Abstract
The development of large-scale data sets requires a new means to display and disseminate research studies to large audiences. Knowledge of protein–protein interaction (PPI) networks has become a principle interest of many groups within the field of proteomics. At the confluence of technologies, such as cross-linking mass spectrometry, yeast two-hybrid, protein cofractionation, and affinity purification mass spectrometry (AP–MS), detection of PPIs can uncover novel biological inferences at a high-throughput. Thus new platforms to provide community access to large data sets are necessary. To this end, we have developed a web application that enables exploration and dissemination of the growing BioPlex interaction network. BioPlex is a large-scale interactome data set based on AP–MS of baits from the human ORFeome. The latest BioPlex data set release (BioPlex 2.0) contains 56 553 interactions from 5891 AP–MS experiments. To improve community access to this vast compendium of interactions, we developed BioPlex Display, which integrates individual protein querying, access to empirical data, and on-the-fly annotation of networks within an easy-to-use and mobile web application. BioPlex Display enables rapid acquisition of data from BioPlex and development of hypotheses based on protein interactions.

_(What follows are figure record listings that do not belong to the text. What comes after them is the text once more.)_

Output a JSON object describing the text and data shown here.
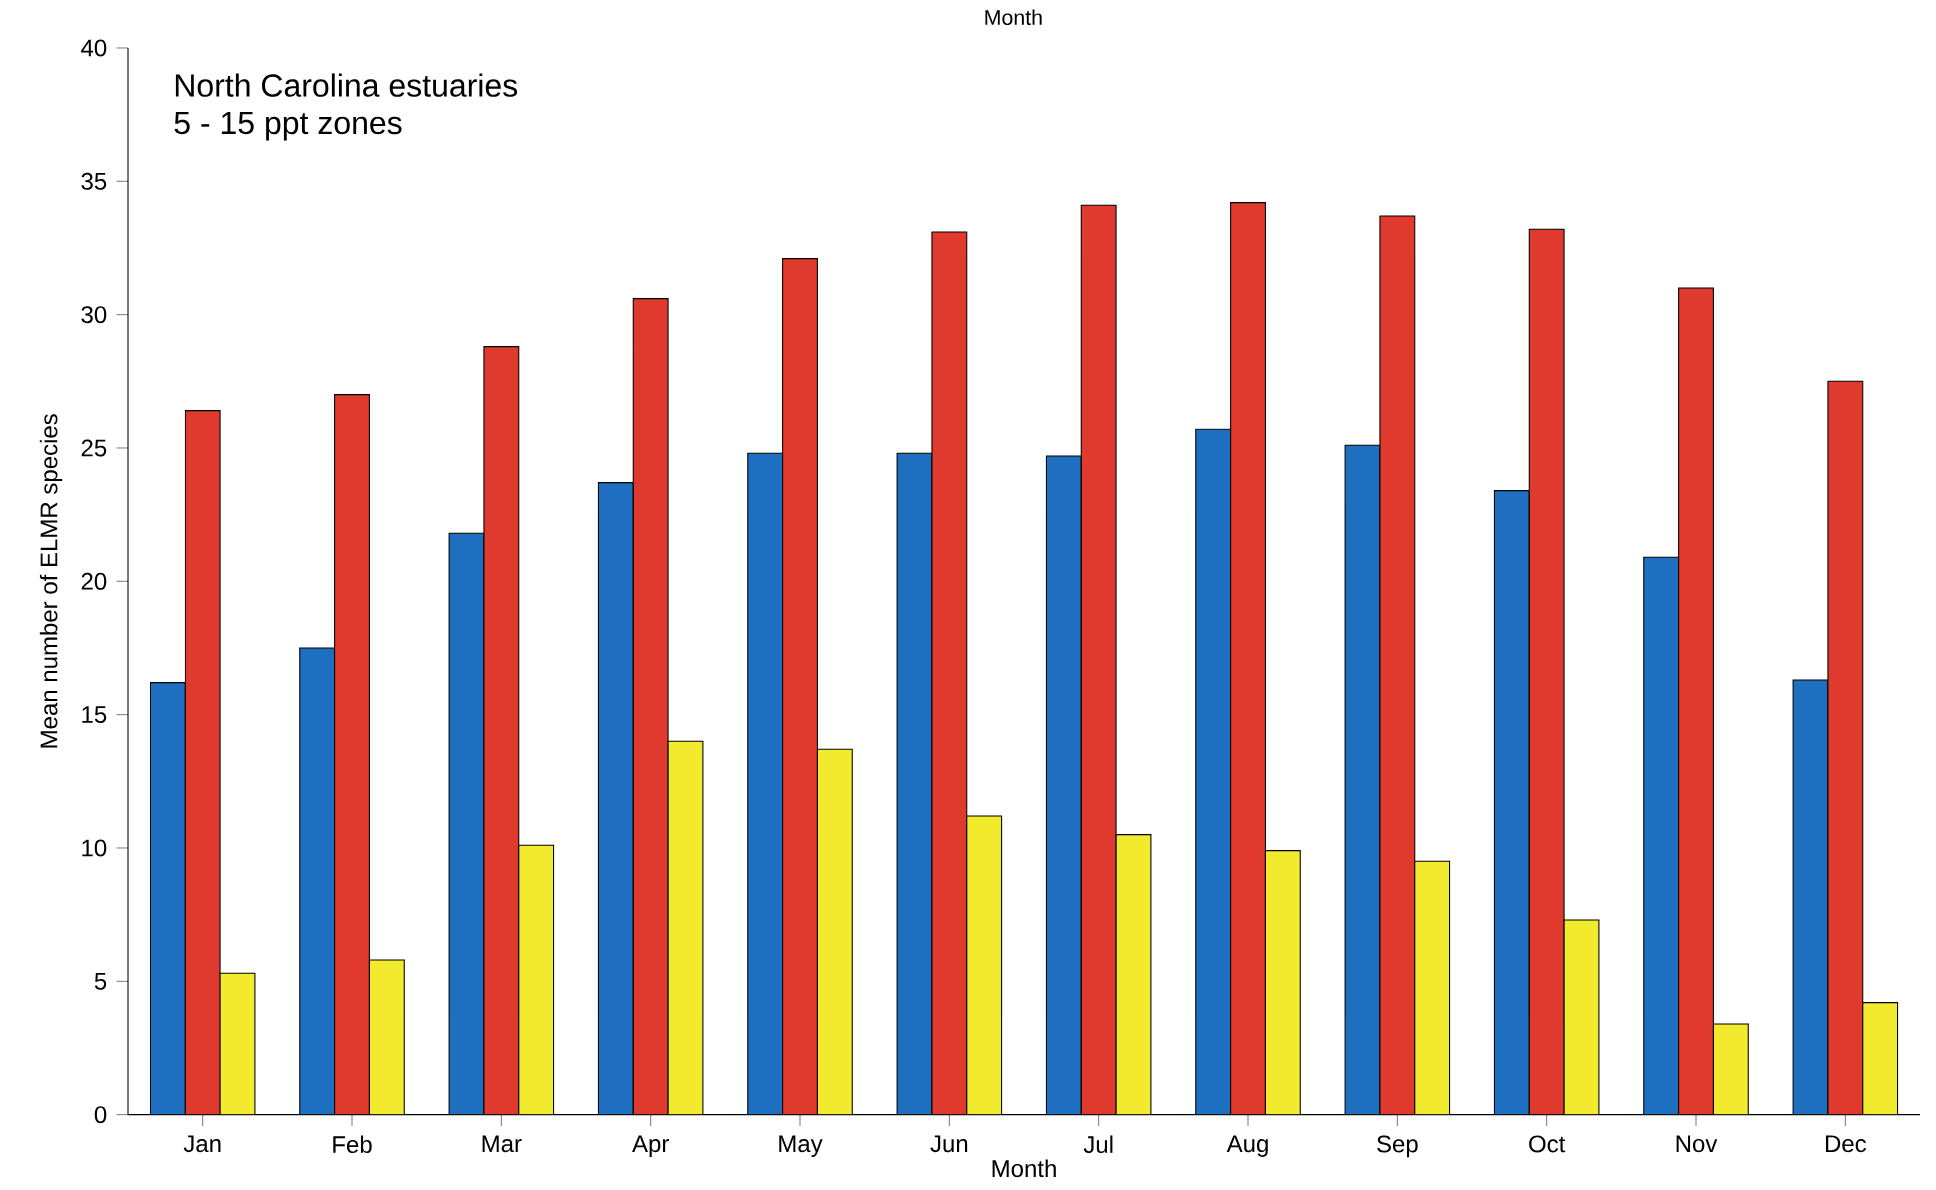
{
  "chart_data": {
    "type": "bar",
    "title": "North Carolina estuaries",
    "subtitle": "5 - 15 ppt zones",
    "xlabel": "Month",
    "ylabel": "Mean number of ELMR species",
    "annotations": [
      "Month"
    ],
    "categories": [
      "Jan",
      "Feb",
      "Mar",
      "Apr",
      "May",
      "Jun",
      "Jul",
      "Aug",
      "Sep",
      "Oct",
      "Nov",
      "Dec"
    ],
    "ylim": [
      0,
      40
    ],
    "yticks": [
      0,
      5,
      10,
      15,
      20,
      25,
      30,
      35,
      40
    ],
    "series": [
      {
        "color": "#1f6fc0",
        "values": [
          16.2,
          17.5,
          21.8,
          23.7,
          24.8,
          24.8,
          24.7,
          25.7,
          25.1,
          23.4,
          20.9,
          16.3
        ]
      },
      {
        "color": "#e03a2e",
        "values": [
          26.4,
          27.0,
          28.8,
          30.6,
          32.1,
          33.1,
          34.1,
          34.2,
          33.7,
          33.2,
          31.0,
          27.5
        ]
      },
      {
        "color": "#f2ea2c",
        "values": [
          5.3,
          5.8,
          10.1,
          14.0,
          13.7,
          11.2,
          10.5,
          9.9,
          9.5,
          7.3,
          3.4,
          4.2
        ]
      }
    ]
  }
}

Keywords: BioPlex, AP–MS, protein interactions, protein complexes, web application, graph display, term enrichment, network communities, data visualization, PHP/MySQL
Graphical Abstract
BACKGROUND
Data visualization for large-scale protein interaction networks has become an important seed for hypothesis generation. Many integrated platforms have been developed to display protein interaction data in formats that enable users to access, interact with, and use these data to their own ends.1–4 The flexibility of these network display platforms provides rapid access to a wealth of biological information with only an Internet browser (no third party software) and minimal user input. Thus data visualization of protein interaction graphs provides a layer of data assimilation that can enhance researchers’ utilization of complex biological network information.

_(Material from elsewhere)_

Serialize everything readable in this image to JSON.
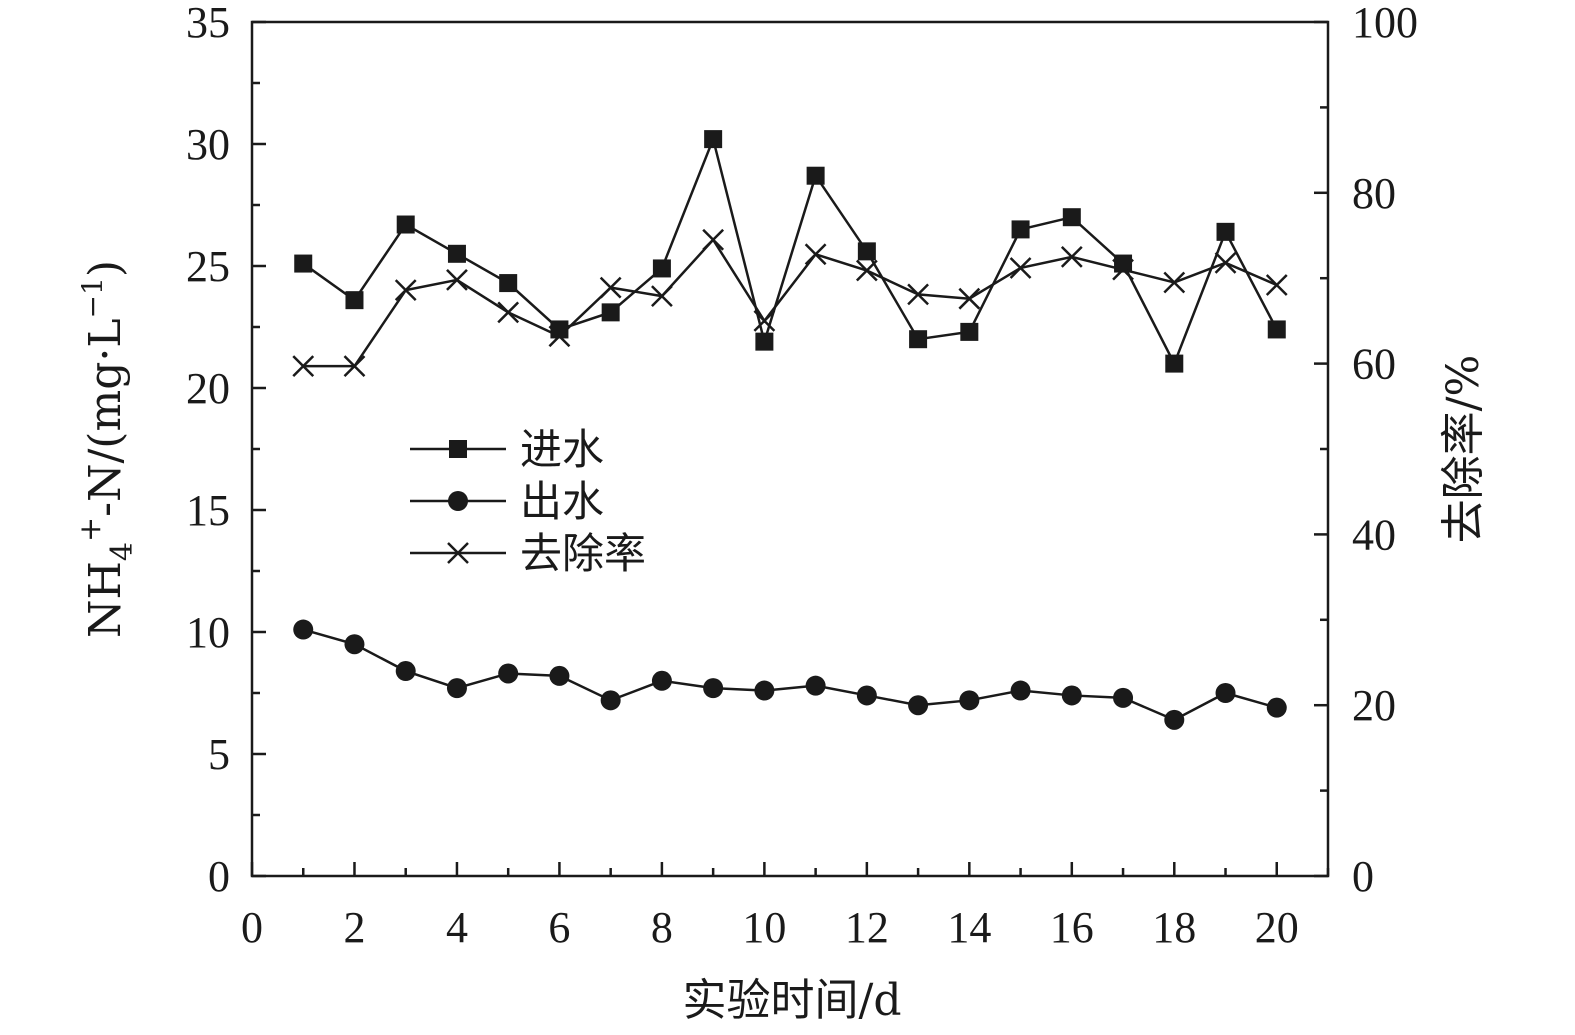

To this end, we developed a web application for the display and dissemination of the BioPlex interaction network, termed BioPlex Display. The BioPlex network is the largest set of affinity purification mass spectrometry (AP–MS) experiments ever assembled (with the latest data release consisting of >5891 individual experiments).5,6 The shear amount of data can be cumbersome for individual users to manipulate and interact with on a global scale. Moreover, owing to a need to incorporate data from many different sources, more generic applications often cannot provide multidimensional or experiment-specific details pertaining to large-scale protein interaction efforts, although these data may be abundantly useful for researchers. For BioPlex in particular, no platform existed to provide a unified point of entry to access individual network information, highly interconnected network communities, subthreshold interactions, and experiment specific information, like peptide spectral match (PSM) counts for individual AP–MS experiments. With BioPlex and a need for a multifunctional data distribution utility in mind, we developed BioPlex Display to simplify the process by which researchers are able to interrogate proteins of interest, determine interacting partners, generate graphs, and interact with related information derived from Gene Ontology annotations and the UniProt Knowledgebase.7,8 Initial numbers (e.g., 1089 average, unique users per month) suggest that this tool will be a highly utilized framework for user interaction with the BioPlex project resources.
DESIGN AND IMPLEMENTATION
General Application Information
BioPlex Display was developed as a PHP web application (Figures 1 and 2A). The core modules of the application are built in PHP 5.4 with MySQL for database queries and are run on a Linux virtual machine (Ubuntu 14.04.5 LTS, Apache 2.4.7). Networks are displayed using Cytoscape.js, a JavaScript-based Cytoscape library for graph visualization.9 User selection of a protein of interest from the 11 574 proteins identified in interactions within the BioPlex network will query all relevant data for a protein subnetwork to be displayed (see below). Without further user input, only those interactions for which the probability of interaction was determined to be significant are displayed, although “sub-threshold” interactions can be displayed down to a probability of interaction as low as 0.5.5,6 The web application can be found at: http://bioplex.hms.harvard.edu/bioplexDisplay/. Information for users can be found at the help site within the web application. Lastly, we have implemented a wrapper to allow external queries of BioPlex Display to enable users to easily share networks of interest and to allow other applications to link into BioPlex Display.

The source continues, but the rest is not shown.